On the subject of good news and uplift, on Wednesday night we spent time in a crowded Sydney pub for Sustainability Drinks with people keen to hear Mark Diesendorf talk about his latest book, Sustainable Energy Solutions for Climate Change, and then talk about their own passion for sustainability.
The Fifth Estate also did a small presentation on our ebook, the Energy Gold Rush.
Diesendorf had the crowd rather entranced.
There was an “enormous battle for renewable and sustainable energy,” he said. “Why? Because it’s been too successful.”
In 2007 solar power was the most expensive renewable energy, he said, today it was the cheapest. South Australia was well capable of becoming 100 per cent renewable on its phenomenal wind capacity. All that was needed was to upgrade the transmission wires to the eastern states so that some of the excess electricity produced by its wind power.
Superannuation with social impact
Another presenter, Christina Hobbs from 350.org, gave a run down of the divestment campaign that her organisation has run to encourage Australians to pull money out of finance and investment institutions that have coal in their portfolio.
The huge ads and media articles trying to drum up counter support, under an “Australians for Coal” campaign, showed this was working, Hobbs said.
Next month, she said, will see the launch of a new superannuation fund that will be fossil fuel free, Future Super.
The new fund is out of Melbourne – an idea cobbled up by entrepreneurs, Aron Ping D’Souza and Phil Kingston, who are targeting young people who want to have a positive social impact with their investments.
Here’s the website:
Let’s stick our neck out and say that this fund and its competition Australian Ethical will go like the clappers. Ringing in our ears are the words of the AE people when we asked what they were doing holding a stall at a climate rally last year.
“Cleaning up,” they said.
Ping D’Souza told a newspaper late last year that, “So many people said this was legally impossible. These were people with the letters AO after their name. But we are so proud the regulators and trustees have supported the creation of a social-impact focused fund.

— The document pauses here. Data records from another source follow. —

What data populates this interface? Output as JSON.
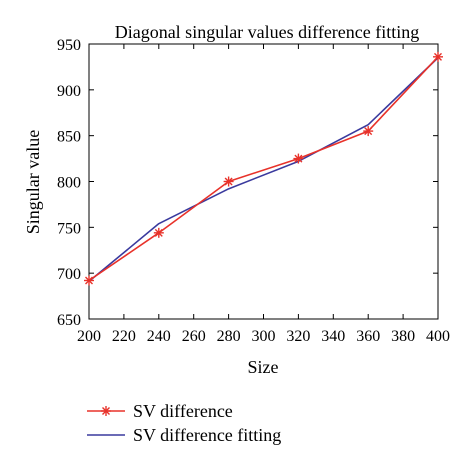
{
  "chart_data": {
    "type": "line",
    "title": "Diagonal singular values difference fitting",
    "xlabel": "Size",
    "ylabel": "Singular value",
    "xlim": [
      200,
      400
    ],
    "ylim": [
      650,
      950
    ],
    "xticks": [
      200,
      220,
      240,
      260,
      280,
      300,
      320,
      340,
      360,
      380,
      400
    ],
    "yticks": [
      650,
      700,
      750,
      800,
      850,
      900,
      950
    ],
    "grid": false,
    "legend_position": "bottom-left, below plot",
    "series": [
      {
        "name": "SV difference",
        "color": "#e8322a",
        "marker": "asterisk",
        "x": [
          200,
          240,
          280,
          320,
          360,
          400
        ],
        "y": [
          692,
          744,
          800,
          825,
          855,
          936
        ]
      },
      {
        "name": "SV difference fitting",
        "color": "#3a3a9e",
        "marker": "none",
        "x": [
          200,
          240,
          280,
          320,
          360,
          400
        ],
        "y": [
          691,
          754,
          792,
          822,
          862,
          935
        ]
      }
    ]
  }
}
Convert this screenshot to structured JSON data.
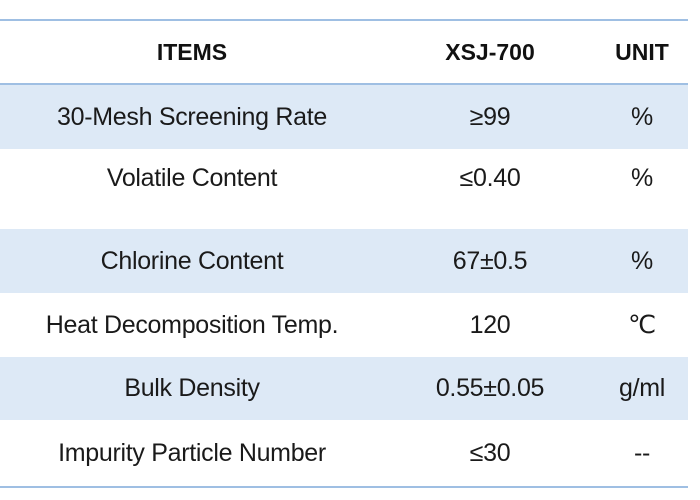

Interestingly for the property and development sector, he said the fund would not exclude resources stocks because it wanted to support “next generation infrastructure or better designed cities”.
“For that you need steel, and concrete. So we will own resources stocks if they meet good environmental standards.”
Future Super aims for 1 per cent of the market – about $16 billion, according to the article. It could be more if the recent survey by The Australia Institute is correct in saying that 25 per cent of people would put their money into a clean fund if it was available. That’s a quarter of about $2 trillion in total superannuation investments, Hobbs estimated in her presentation.
The next Sydney Sustainability Drinks, held on the second Wednesday of each month, will be on the topic of green money.
The smart money is on smart cities, smart futures and young people.
In Perth, LandCorp chief operating officer, Nicholas Wolff, who we were chatting with ahead of our launch event for Greening the West Part 2 next month, said it was time for a generational change in the property world and sustainability, to turn our attention to the people who actually care about the future and know that to get there, in one piece, things have to change.
We’re hearing more of that lately. A deep annoyance and boredom with the old generally male folk who run the joint and have a litany of reasons why things can’t be changed: why density doesn’t work, why you can’t rely on renewable energy, why you still need massive freeways and new freeways, why we should consider nuclear, why you can’t extract major environmental uplift out of ALL new buildings.
The future has to change if the people it belongs to are to inherit it. Time for the older generation to move over and for the young at heart to lend a hand.